Though, I'm curious to see any advancements and new approaches in this area. This might sound snarky, but I still commend the author for doing what I wasn't able to by now: writing down their view of the world and putting it out for public scrutiny.

BTW the author mentions Mahalanobis distance[1]. This is a good one to know about but it isn't useful in this application. As I understand it (having used it a bit and even implemented the algorithm a couple of times) Mahalanobis distance multiplies by the inverse of the covariance matrix. What that does is essentially undo covariance if the dimensions of your space are not equivalent. So if moving in one dimension is highly correlated with moving in another dimension, Mahalanobis distance corrects for that effect.

[1] https://en.wikipedia.org/wiki/Mahalanobis_distance

Another formulation of this which I like is that the Mahalanoubis distance measures “how many standard deviations apart” two state vectors are.

Note that since the covariance matrix has variance on the diagonal, it corrects not only for correlations but also normalizes each dimension using their standard deviation.

You can recover a distance metric from the cosine similarity of unit (i.e. normalized) vectors by taking their Euclidean distance, which can be written as basically a square root of the complement of cosine similarity. Or you can just take the complement and forget the square root, which isn't technically a distance metric but might be good enough. Or you can invert cosine similarity to get angular distance, which is a true distance metric but might be too expensive.
Both chord length and arc length can be good ones.
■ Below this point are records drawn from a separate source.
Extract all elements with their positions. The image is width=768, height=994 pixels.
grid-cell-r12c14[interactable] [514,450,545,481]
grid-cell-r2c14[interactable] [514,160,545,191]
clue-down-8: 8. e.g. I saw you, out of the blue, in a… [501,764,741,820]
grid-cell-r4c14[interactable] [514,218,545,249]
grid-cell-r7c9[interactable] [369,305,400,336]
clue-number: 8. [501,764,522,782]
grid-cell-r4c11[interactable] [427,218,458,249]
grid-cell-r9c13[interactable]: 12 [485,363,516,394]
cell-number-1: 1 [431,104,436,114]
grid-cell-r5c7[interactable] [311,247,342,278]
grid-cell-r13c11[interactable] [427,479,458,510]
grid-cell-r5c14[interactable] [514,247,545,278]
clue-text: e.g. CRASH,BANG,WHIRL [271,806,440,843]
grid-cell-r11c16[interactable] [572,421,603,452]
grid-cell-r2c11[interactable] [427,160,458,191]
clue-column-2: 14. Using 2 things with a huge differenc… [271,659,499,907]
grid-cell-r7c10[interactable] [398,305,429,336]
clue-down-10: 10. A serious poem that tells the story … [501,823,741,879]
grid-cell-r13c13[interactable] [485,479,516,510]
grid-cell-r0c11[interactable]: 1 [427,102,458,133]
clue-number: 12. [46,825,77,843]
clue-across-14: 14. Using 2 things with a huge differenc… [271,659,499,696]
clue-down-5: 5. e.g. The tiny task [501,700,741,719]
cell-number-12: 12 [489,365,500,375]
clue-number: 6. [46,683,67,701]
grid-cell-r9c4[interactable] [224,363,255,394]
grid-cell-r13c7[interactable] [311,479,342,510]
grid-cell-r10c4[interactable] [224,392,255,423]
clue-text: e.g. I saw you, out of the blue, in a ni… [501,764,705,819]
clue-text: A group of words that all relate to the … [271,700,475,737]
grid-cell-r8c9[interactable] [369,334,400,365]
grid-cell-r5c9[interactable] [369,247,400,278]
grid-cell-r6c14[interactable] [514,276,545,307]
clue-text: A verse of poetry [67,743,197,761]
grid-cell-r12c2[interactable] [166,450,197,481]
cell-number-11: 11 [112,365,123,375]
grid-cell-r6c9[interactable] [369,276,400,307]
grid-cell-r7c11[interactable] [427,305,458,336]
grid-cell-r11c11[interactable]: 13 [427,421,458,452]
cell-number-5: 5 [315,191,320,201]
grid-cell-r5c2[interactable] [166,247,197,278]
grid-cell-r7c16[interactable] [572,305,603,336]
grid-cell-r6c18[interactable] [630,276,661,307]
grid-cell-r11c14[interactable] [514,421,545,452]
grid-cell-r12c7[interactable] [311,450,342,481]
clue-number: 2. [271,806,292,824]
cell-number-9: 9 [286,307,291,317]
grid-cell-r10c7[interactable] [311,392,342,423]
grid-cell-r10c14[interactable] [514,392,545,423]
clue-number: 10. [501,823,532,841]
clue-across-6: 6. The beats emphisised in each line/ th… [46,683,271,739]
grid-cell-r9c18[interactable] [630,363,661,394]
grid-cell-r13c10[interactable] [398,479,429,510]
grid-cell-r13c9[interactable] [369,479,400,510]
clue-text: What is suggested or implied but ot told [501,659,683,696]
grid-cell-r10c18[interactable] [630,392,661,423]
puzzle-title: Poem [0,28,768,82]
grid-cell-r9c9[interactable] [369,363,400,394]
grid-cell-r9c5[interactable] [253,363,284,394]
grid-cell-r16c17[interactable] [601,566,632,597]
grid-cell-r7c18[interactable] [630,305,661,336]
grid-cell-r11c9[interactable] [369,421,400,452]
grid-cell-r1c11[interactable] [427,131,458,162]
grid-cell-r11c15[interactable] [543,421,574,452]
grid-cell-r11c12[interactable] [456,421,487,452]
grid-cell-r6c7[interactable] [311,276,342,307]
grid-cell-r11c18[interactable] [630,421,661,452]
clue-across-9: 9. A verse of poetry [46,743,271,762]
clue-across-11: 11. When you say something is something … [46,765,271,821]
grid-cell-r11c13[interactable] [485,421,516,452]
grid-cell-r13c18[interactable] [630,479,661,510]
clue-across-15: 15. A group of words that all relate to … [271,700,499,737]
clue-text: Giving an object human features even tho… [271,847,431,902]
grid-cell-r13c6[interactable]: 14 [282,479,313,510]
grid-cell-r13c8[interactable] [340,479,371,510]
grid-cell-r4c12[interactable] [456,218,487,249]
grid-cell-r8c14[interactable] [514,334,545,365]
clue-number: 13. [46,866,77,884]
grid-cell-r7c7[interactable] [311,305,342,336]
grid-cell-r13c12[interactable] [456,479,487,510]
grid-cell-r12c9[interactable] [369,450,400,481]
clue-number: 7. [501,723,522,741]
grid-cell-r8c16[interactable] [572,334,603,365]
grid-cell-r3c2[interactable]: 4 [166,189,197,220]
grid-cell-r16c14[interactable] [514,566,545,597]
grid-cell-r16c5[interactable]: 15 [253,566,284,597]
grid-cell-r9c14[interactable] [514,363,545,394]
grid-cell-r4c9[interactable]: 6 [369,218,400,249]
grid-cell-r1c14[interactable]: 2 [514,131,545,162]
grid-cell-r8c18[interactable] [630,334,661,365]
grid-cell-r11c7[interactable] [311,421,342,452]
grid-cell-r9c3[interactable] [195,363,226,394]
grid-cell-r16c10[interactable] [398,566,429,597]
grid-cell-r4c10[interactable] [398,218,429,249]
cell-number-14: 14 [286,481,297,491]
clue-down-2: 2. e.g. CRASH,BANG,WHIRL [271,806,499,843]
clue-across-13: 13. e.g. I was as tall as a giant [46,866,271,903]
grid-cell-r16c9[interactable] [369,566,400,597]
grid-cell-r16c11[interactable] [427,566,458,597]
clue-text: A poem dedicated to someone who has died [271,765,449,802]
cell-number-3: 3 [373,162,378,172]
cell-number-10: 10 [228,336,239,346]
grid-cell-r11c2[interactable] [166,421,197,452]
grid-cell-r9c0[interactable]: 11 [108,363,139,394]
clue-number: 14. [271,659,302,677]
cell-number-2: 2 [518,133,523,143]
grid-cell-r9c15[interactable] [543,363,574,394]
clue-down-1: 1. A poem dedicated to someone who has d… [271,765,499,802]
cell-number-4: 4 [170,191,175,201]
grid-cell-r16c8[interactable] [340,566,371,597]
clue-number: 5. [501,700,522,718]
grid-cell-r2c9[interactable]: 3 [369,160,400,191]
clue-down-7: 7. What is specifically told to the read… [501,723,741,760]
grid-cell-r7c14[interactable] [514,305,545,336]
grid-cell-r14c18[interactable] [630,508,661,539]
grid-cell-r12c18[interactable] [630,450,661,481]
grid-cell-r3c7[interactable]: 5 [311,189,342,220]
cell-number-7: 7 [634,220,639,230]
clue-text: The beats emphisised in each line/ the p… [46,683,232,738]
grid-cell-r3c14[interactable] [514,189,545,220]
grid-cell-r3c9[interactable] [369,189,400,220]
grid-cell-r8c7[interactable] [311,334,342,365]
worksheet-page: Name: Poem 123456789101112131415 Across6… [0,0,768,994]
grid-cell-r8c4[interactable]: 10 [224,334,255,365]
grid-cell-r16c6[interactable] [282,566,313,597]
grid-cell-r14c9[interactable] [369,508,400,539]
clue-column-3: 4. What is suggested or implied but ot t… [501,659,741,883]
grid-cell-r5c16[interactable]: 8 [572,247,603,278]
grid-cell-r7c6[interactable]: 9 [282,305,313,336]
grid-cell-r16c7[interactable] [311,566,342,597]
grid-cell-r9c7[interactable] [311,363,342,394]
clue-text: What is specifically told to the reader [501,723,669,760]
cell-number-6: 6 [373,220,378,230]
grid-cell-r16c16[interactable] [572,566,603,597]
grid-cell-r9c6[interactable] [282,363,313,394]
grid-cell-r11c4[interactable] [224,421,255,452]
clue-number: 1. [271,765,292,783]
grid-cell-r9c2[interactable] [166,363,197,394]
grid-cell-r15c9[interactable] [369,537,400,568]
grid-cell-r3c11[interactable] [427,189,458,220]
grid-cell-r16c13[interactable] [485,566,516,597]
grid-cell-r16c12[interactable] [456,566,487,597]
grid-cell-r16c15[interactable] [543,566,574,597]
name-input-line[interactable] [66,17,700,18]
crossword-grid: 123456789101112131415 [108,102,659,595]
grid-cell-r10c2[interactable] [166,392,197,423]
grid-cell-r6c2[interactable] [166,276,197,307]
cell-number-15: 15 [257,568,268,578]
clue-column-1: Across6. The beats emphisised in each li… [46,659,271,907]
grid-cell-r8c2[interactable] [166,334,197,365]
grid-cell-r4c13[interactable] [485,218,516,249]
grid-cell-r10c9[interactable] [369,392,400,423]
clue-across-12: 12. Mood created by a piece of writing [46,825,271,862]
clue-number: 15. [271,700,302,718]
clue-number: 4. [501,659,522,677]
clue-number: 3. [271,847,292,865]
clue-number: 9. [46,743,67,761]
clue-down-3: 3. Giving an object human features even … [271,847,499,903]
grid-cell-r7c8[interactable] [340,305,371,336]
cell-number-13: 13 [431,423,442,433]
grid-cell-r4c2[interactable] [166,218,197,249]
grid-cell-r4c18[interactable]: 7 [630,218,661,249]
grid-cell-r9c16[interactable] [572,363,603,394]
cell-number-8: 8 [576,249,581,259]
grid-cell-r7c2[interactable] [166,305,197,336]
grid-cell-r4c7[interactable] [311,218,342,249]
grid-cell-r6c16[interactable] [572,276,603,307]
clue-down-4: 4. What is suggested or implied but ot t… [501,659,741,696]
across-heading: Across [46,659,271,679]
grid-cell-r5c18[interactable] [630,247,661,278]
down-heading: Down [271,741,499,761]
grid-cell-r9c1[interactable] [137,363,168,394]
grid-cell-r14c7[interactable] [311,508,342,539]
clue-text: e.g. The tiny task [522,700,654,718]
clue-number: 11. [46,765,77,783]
For some purposes versine (1 - cosine, sometimes called the "normal distance") and the half-tangent of arc length (i.e. the distance to one point when stereographically projected so the center of projection is the other point) are also useful types of quasi-distance. https://davidhestenes.net/geocalc/pdf/CompGeom-ch3.pdf
Isn't that normalization in high dimensions pretty much the whole point?

You don't care about differing radius at all, and the angle between the unit radial vectors directly correlates to the "great circle distance" between the points on the surface, right?

Correct but that doesn't make cosine similarity a distance metric. It just means n this particular case arc length is your distance metric and you're using trigonometry to get it.